Keywords: Clinical laboratory, evidence-based practice, hyperleucocytosis, leukapheresis, whole blood viscosity.

How to cite this article:
Nwose EU, Richards RS. Whole blood viscosity issues VII: The correlation with leucocytosis and implication on leukapheresis. North Am J Med Sci 2010;2:576-9

How to cite this URL:
Nwose EU, Richards RS. Whole blood viscosity issues VII: The correlation with leucocytosis and implication on leukapheresis. North Am J Med Sci [serial online] 2010 [cited 2023 Mar 23];2:576-9. Available from: https://www.najms.org/text.asp?2010/2/12/576/86426

  Introduction Top

Hyperviscosity syndrome has been acknowledged to be a vasculopathy especially arising from oxidative stress, polycythaemia and hyperproteinaemia [1],[2],[3] . Prospective studies have indicated that whole blood viscosity (WBV) is an independent risk factor to future cardiovascular disease [4] . However, the specificity and usefulness of WBV as a clinical laboratory tool has been doubt such that the test is not routinely requested. This series on WBV assessment issues has been geared towards investigating level of association or prevalence of hyperviscosity in conditions that are related.

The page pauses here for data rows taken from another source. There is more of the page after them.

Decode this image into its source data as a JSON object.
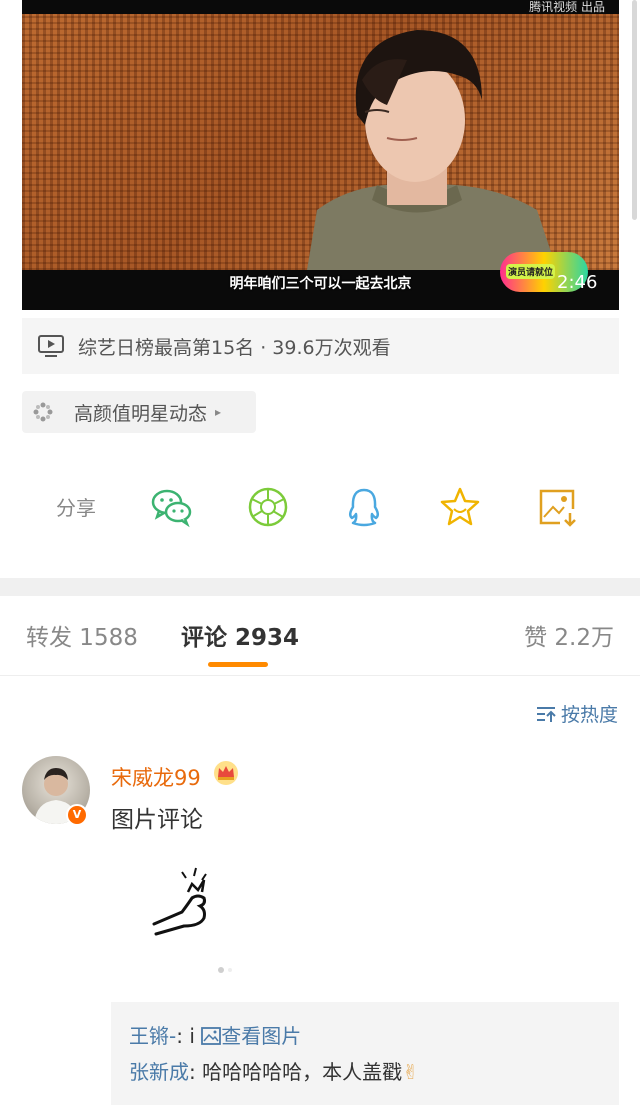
{
  "video": {
    "watermark": "腾讯视频 出品",
    "subtitle": "明年咱们三个可以一起去北京",
    "badge_text": "演员请就位",
    "duration": "2:46"
  },
  "stats": {
    "icon": "tv-play-icon",
    "text": "综艺日榜最高第15名 · 39.6万次观看"
  },
  "topic": {
    "icon": "sparkle-icon",
    "label": "高颜值明星动态",
    "arrow": "▸"
  },
  "share": {
    "label": "分享",
    "targets": [
      {
        "name": "wechat",
        "icon": "wechat-icon",
        "color": "#3cb371"
      },
      {
        "name": "moments",
        "icon": "moments-icon",
        "color": "#7ccb3a"
      },
      {
        "name": "qq",
        "icon": "qq-icon",
        "color": "#4aa8e0"
      },
      {
        "name": "favorite",
        "icon": "star-icon",
        "color": "#f0b400"
      },
      {
        "name": "save-image",
        "icon": "save-image-icon",
        "color": "#e0a020"
      }
    ]
  },
  "tabs": {
    "repost": "转发 1588",
    "comments": "评论 2934",
    "likes": "赞 2.2万",
    "active_color": "#ff8a00"
  },
  "sort": {
    "label": "按热度",
    "icon": "sort-icon"
  },
  "comment": {
    "username": "宋威龙99",
    "verified_badge": "V",
    "text": "图片评论",
    "username_color": "#e86a0c",
    "replies": [
      {
        "name": "王锵-",
        "sep": ": ",
        "text": "i ",
        "link": "查看图片"
      },
      {
        "name": "张新成",
        "sep": ": ",
        "text": "哈哈哈哈哈，本人盖戳",
        "emoji": "✌"
      }
    ]
  }
}
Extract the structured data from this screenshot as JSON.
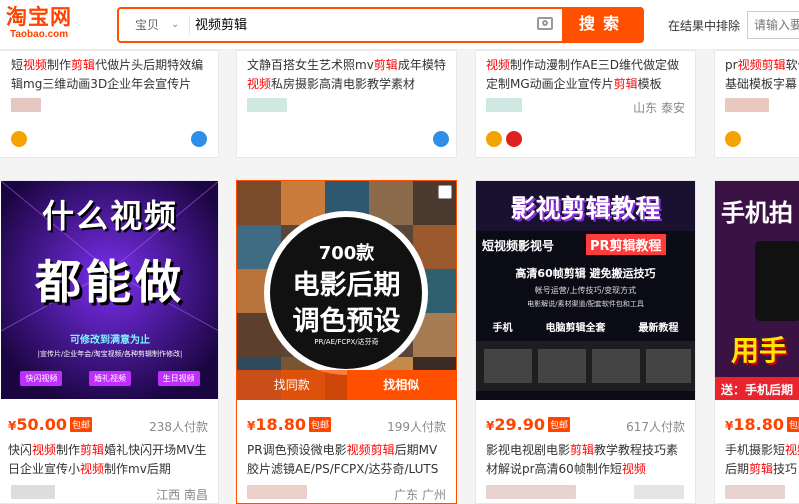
{
  "header": {
    "logo_cn": "淘宝网",
    "logo_en": "Taobao.com",
    "scope": "宝贝",
    "query": "视频剪辑",
    "search_button": "搜索",
    "exclude_label": "在结果中排除",
    "exclude_placeholder": "请输入要"
  },
  "top_row": [
    {
      "l1a": "短",
      "l1k": "视频",
      "l1b": "制作",
      "l1k2": "剪辑",
      "l1c": "代做片头后期特效编",
      "l2": "辑mg三维动画3D企业年会宣传片",
      "loc": ""
    },
    {
      "l1a": "文静百搭女生艺术照mv",
      "l1k": "剪辑",
      "l1b": "成年模特",
      "l2k": "视频",
      "l2": "私房摄影高清电影教学素材",
      "loc": ""
    },
    {
      "l1k": "视频",
      "l1b": "制作动漫制作AE三D维代做定做",
      "l2a": "定制MG动画企业宣传片",
      "l2k": "剪辑",
      "l2b": "模板",
      "loc": "山东 泰安"
    },
    {
      "l1a": "pr",
      "l1k": "视频剪辑",
      "l1b": "软件",
      "l2": "基础模板字幕",
      "loc": ""
    }
  ],
  "products": [
    {
      "banner_l1": "什么视频",
      "banner_l2": "都能做",
      "banner_sub": "可修改到满意为止",
      "banner_tags": "|宣传片/企业年会/淘宝视频/各种剪辑制作修改|",
      "banner_pill1": "快闪视频",
      "banner_pill2": "婚礼视频",
      "banner_pill3": "生日视频",
      "price": "50.00",
      "badge": "包邮",
      "sold": "238人付款",
      "t1a": "快闪",
      "t1k": "视频",
      "t1b": "制作",
      "t1k2": "剪辑",
      "t1c": "婚礼快闪开场MV生",
      "t2a": "日企业宣传小",
      "t2k": "视频",
      "t2b": "制作mv后期",
      "loc": "江西 南昌"
    },
    {
      "circle_num": "700款",
      "circle_l1": "电影后期",
      "circle_l2": "调色预设",
      "circle_small": "PR/AE/FCPX/达芬奇",
      "btn_same": "找同款",
      "btn_similar": "找相似",
      "price": "18.80",
      "badge": "包邮",
      "sold": "199人付款",
      "t1a": "PR调色预设微电影",
      "t1k": "视频剪辑",
      "t1b": "后期MV",
      "t2": "胶片滤镜AE/PS/FCPX/达芬奇/LUTS",
      "loc": "广东 广州"
    },
    {
      "banner_title": "影视剪辑教程",
      "banner_l2a": "短视频影视号",
      "banner_l2b": "PR剪辑教程",
      "banner_l3": "高清60帧剪辑  避免搬运技巧",
      "banner_l4": "帐号运营/上传技巧/变现方式",
      "banner_l5": "电影解说/素材渠道/配套软件包和工具",
      "banner_l6a": "手机",
      "banner_l6b": "电脑剪辑全套",
      "banner_l6c": "最新教程",
      "price": "29.90",
      "badge": "包邮",
      "sold": "617人付款",
      "t1a": "影视电视剧电影",
      "t1k": "剪辑",
      "t1b": "教学教程技巧素",
      "t2a": "材解说pr高清60帧制作短",
      "t2k": "视频",
      "loc": ""
    },
    {
      "banner_title": "手机拍",
      "banner_mid": "用手",
      "banner_send": "送：手机后期",
      "price": "18.80",
      "badge": "包邮",
      "t1": "手机摄影短",
      "t1k": "视频",
      "t2a": "后期",
      "t2k": "剪辑",
      "t2b": "技巧",
      "loc": ""
    }
  ],
  "colors": {
    "accent": "#ff5000",
    "price": "#ff4400",
    "keyword": "#ff0000"
  }
}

In one review article, it is speculated that hyperviscosity is associated with hyperleucocytosis, retinoic acid therapy, and connective tissue diseases. The explanation was that critically high white blood cell count (WBCC) has the capacity to impact on the endothelium [5] . That is, a possibility of leucocytosis-induced endothelial dysfunction leading to hyperviscosity.

Leucocytosis generally implies abnormally high level of total WBCC. This can be any value greater than 11 x10 9 /L. Hyperleucocytosis implies a very critically abnormal WBCC greater than 100 x10 9 /L. Total WBCC constitute about one percent of the blood volume of an apparently healthy individual [6] . Leucocytosis often presents in appendicitis and leukaemia, and is associated with early mortality in the latter [7] . Leukapheresis is a therapeutic option in the management of hyperviscosity in leukemia patients who are described as having leukostasis and hyperleucocytosis [8] . There are no evidence-based guidelines for use of leukapheresis, but it is a common practice [9] . Nevertheless, it is known that the therapeutic effect is short term and success against mortality is low [7] .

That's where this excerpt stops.